Insolite au premier abord, ce musée témoigne pourtant d'une invention qui, au milieu du XIXe siècle, prend racine dans les entrailles de la terre, sous la forme d'un appareil de sauvetage pour les mines de charbon, et qui, transposé dans le domaine marin, va ouvrir le chemin de la plongée au XXe siècle.
Créé en 1980 en hommage aux inventions pionnières dans le domaine de la plongée des Aveyronnais Benoît Rouquayrol, d’Auguste et Louis Denayrouze, nés près des rives du Lot et d'Espalion, à plus de 200 km des côtes maritimes, il a été le premier d’Europe à se consacrer au scaphandre.

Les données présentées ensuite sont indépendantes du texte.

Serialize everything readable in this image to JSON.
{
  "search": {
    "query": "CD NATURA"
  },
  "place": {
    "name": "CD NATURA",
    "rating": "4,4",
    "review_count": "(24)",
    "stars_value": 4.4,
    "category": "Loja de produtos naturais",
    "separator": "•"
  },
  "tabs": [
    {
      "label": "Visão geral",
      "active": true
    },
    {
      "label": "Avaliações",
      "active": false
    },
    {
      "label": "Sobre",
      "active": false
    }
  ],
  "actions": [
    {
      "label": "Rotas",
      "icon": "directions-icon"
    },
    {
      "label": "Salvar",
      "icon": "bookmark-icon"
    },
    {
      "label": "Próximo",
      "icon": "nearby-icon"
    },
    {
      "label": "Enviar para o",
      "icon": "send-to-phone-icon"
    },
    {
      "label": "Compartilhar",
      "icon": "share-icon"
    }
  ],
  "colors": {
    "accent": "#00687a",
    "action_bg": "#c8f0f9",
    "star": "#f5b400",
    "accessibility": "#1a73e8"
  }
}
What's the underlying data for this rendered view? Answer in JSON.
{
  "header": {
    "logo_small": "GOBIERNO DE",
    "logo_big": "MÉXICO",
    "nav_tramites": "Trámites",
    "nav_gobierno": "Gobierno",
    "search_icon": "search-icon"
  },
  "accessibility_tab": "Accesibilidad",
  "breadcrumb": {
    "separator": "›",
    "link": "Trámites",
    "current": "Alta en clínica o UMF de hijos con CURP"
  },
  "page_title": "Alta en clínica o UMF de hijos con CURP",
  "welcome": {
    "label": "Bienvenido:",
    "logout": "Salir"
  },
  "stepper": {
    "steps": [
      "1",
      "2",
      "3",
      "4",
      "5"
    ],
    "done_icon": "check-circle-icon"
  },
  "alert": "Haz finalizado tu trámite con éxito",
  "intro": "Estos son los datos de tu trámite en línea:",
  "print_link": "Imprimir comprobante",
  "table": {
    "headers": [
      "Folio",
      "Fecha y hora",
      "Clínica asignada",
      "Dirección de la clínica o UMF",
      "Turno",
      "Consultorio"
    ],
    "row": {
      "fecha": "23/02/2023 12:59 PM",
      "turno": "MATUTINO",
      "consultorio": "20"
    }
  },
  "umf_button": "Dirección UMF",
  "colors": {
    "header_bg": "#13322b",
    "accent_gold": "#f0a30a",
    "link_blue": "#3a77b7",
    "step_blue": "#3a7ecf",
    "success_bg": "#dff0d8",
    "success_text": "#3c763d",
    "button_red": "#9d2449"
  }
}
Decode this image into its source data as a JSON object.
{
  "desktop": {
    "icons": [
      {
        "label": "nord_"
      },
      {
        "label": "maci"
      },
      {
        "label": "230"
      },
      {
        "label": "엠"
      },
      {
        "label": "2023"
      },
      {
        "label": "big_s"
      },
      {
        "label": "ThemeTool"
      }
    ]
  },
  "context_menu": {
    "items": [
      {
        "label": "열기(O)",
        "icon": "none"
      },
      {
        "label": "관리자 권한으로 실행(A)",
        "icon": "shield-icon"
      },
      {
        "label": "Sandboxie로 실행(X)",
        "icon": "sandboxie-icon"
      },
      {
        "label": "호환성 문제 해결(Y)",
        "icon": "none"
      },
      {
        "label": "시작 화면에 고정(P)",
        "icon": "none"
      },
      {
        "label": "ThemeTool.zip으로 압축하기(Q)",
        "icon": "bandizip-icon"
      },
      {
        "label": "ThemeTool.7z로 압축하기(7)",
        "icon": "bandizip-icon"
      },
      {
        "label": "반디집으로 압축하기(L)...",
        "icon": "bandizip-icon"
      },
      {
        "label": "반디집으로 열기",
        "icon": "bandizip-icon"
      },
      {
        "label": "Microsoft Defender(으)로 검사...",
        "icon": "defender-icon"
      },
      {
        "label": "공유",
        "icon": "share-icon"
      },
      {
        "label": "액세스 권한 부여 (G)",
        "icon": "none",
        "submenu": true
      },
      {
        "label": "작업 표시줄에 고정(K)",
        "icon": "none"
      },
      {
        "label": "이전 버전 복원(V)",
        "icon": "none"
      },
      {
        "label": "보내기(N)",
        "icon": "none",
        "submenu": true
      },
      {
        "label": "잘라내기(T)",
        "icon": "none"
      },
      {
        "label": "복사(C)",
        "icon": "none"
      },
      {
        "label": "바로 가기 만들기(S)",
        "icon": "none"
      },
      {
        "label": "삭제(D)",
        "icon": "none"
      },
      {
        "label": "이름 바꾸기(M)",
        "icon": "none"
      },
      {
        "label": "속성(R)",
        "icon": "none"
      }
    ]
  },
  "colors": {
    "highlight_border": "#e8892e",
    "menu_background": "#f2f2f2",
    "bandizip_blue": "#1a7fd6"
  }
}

Ses collections se sont enrichies au fil des années par des acquisitions, mais aussi grâce à des nombreux soutiens du Musée Océanographique de Monaco, du Musée national de la Marine (dépôts), de la Marine Nationale, des sociétés Comex, ex-Elf Aquitaine, Spirotechnique, Cristal et Lama, de la BBC de Londres, et également grâce aux familles Rouquayrol, Denayrouze et Piel, ainsi qu’à des professionnels émérites et passionnés.
ACTUALITES
Le Musée du Scaphandre est heureux de vous annoncer ses 30 ans d'existence, et un nouvel horizon qui se prépare.
La personnalité hors du commun du capitaine Nemo et l'imaginaire collectif des fonds marins ont inspiré aux fondateurs de la compagnie Scène en Vie un spectacle qui allie théâtre et théâtre d'objets pour mettre en scène les personnages et les puissants tableaux de "Vingt Mille Lieues sous les mers".
La Compagnie grenobloise Scène en Vie, créée par Laurent Doudies et Benoît Kopniaeff, porte à la scène des spectacles du répertoire classique et contemporain, pour une part destinés à intégrer la pratique amateur, comme c'est le cas pour le spectacle présenté.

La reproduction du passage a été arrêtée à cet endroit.